In May 2016, CMS said it would begin implementing new MCO rules from 2017 to 2019. Last year, after President Donald Trump took office, CMS said it would start rolling back “burdensome regulations.” If the requirements that do exist are weakened, the public will have less information with which to determine whether individual Medicaid MCOs are doing a good job, according to the report.

Transparency is important because it can lead to program improvements, allow head-to-head comparisons of MCOs, and allow the public and lawmakers to decide if state Medicaid agencies are being effective at spending taxpayer money, said Andy Schneider, a research professor at the Center for Children and Families and the author of the report.

Federal and state governments are projected to spend about $275 billion paying MCOs in fiscal year 2018 for all enrolled populations.

Among the questions that need to be asked, he said, are:
  • What are the right measures for MCO performance about the quality of care for children?
  • How can those in the field persuade state Medicaid agencies to require MCOs to report on those measures, validate the data, and post the results?
  • How should those advocating for improvement in childrens’ health use those results to improve MCO performance?
Medicaid MCOs contract with state agencies and assume financial risk for the provision of covered services to enrollees. They are incentivized not only to provide care coordination to reduce unnecessary use of high-cost services, but also to limit enrollee access to services and shift risk to providers.

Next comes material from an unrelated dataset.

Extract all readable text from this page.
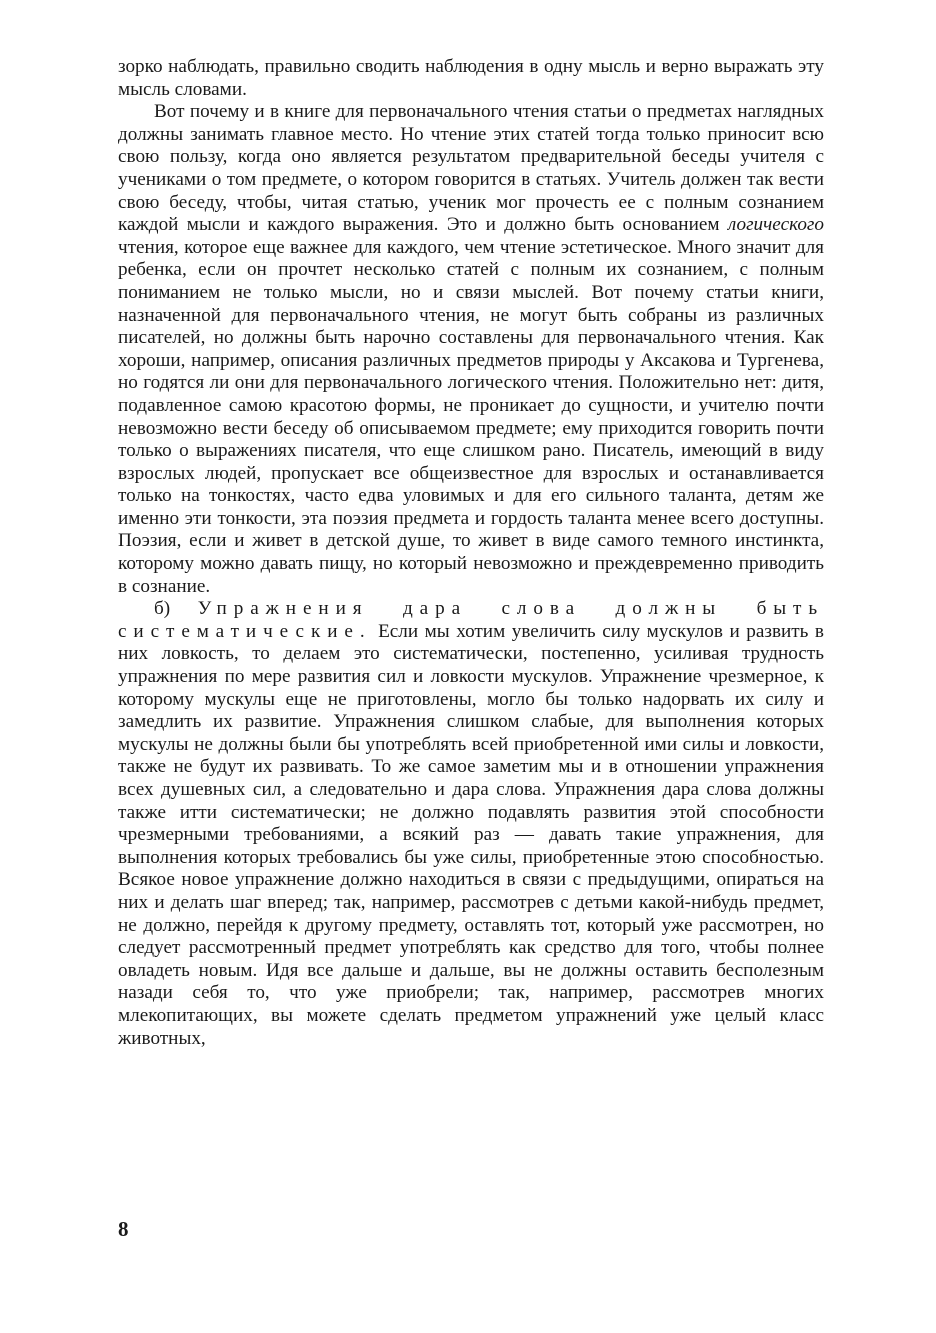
зорко наблюдать, правильно сводить наблюдения в одну мысль и верно выражать эту мысль словами.

Вот почему и в книге для первоначального чтения статьи о предметах наглядных должны занимать главное место. Но чтение этих статей тогда только приносит всю свою пользу, когда оно является результатом предварительной беседы учителя с учениками о том предмете, о котором говорится в статьях. Учитель должен так вести свою беседу, чтобы, читая статью, ученик мог прочесть ее с полным сознанием каждой мысли и каждого выражения. Это и должно быть основанием логического чтения, которое еще важнее для каждого, чем чтение эстетическое. Много значит для ребенка, если он прочтет несколько статей с полным их сознанием, с полным пониманием не только мысли, но и связи мыслей. Вот почему статьи книги, назначенной для первоначального чтения, не могут быть собраны из различных писателей, но должны быть нарочно составлены для первоначального чтения. Как хороши, например, описания различных предметов природы у Аксакова и Тургенева, но годятся ли они для первоначального логического чтения. Положительно нет: дитя, подавленное самою красотою формы, не проникает до сущности, и учителю почти невозможно вести беседу об описываемом предмете; ему приходится говорить почти только о выражениях писателя, что еще слишком рано. Писатель, имеющий в виду взрослых людей, пропускает все общеизвестное для взрослых и останавливается только на тонкостях, часто едва уловимых и для его сильного таланта, детям же именно эти тонкости, эта поэзия предмета и гордость таланта менее всего доступны. Поэзия, если и живет в детской душе, то живет в виде самого темного инстинкта, которому можно давать пищу, но который невозможно и преждевременно приводить в сознание.

б) Упражнения дара слова должны быть систематические. Если мы хотим увеличить силу мускулов и развить в них ловкость, то делаем это систематически, постепенно, усиливая трудность упражнения по мере развития сил и ловкости мускулов. Упражнение чрезмерное, к которому мускулы еще не приготовлены, могло бы только надорвать их силу и замедлить их развитие. Упражнения слишком слабые, для выполнения которых мускулы не должны были бы употреблять всей приобретенной ими силы и ловкости, также не будут их развивать. То же самое заметим мы и в отношении упражнения всех душевных сил, а следовательно и дара слова. Упражнения дара слова должны также итти систематически; не должно подавлять развития этой способности чрезмерными требованиями, а всякий раз — давать такие упражнения, для выполнения которых требовались бы уже силы, приобретенные этою способностью. Всякое новое упражнение должно находиться в связи с предыдущими, опираться на них и делать шаг вперед; так, например, рассмотрев с детьми какой-нибудь предмет, не должно, перейдя к другому предмету, оставлять тот, который уже рассмотрен, но следует рассмотренный предмет употреблять как средство для того, чтобы полнее овладеть новым. Идя все дальше и дальше, вы не должны оставить бесполезным назади себя то, что уже приобрели; так, например, рассмотрев многих млекопитающих, вы можете сделать предметом упражнений уже целый класс животных,

8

Nearly 40% of the nation’s children—37 million—are covered by Medicaid. Of those, over two-thirds are enrolled in MCOs.

Not every state Medicaid program uses an MCO, but of the 24 that do, more than 80% of Medicaid beneficiaries who are children are enrolled in MCOs.

As of March 2017, a total of 275 Medicaid MCOs operated in 38 states and the District of Columbia to provide covered services to Medicaid beneficiaries; 12 state Medicaid programs did not contract with MCOs.

Part of the problem is that what states do report is done on a CMS-416 form, which aggregates all Medicaid data; it does not differentiate whether the service is fee-for-service or coming from an MCO. The CMS-416 has significant limits in terms of what it reports on EPSDT data, the report said. As an example, the form does not tell whether patients are getting the follow-up services that may be needed as a result of a screen or evaluation, which the report called “key to EPSDT’s benefit guarantee for children.”

In addition, state Medicaid agencies and CMS are not aligned on quality measures, the report stated. CMS has developed a Child Core Set of Health Care Quality Measures with 26 measures in 6 categories, but the state reporting is voluntary and not all states report on all measures. Different state Medicaid agencies also use different measures in assessing the quality of care received by children enrolled in MCOs, the report said. 

The report was funded by the Robert Wood Johnson Foundation.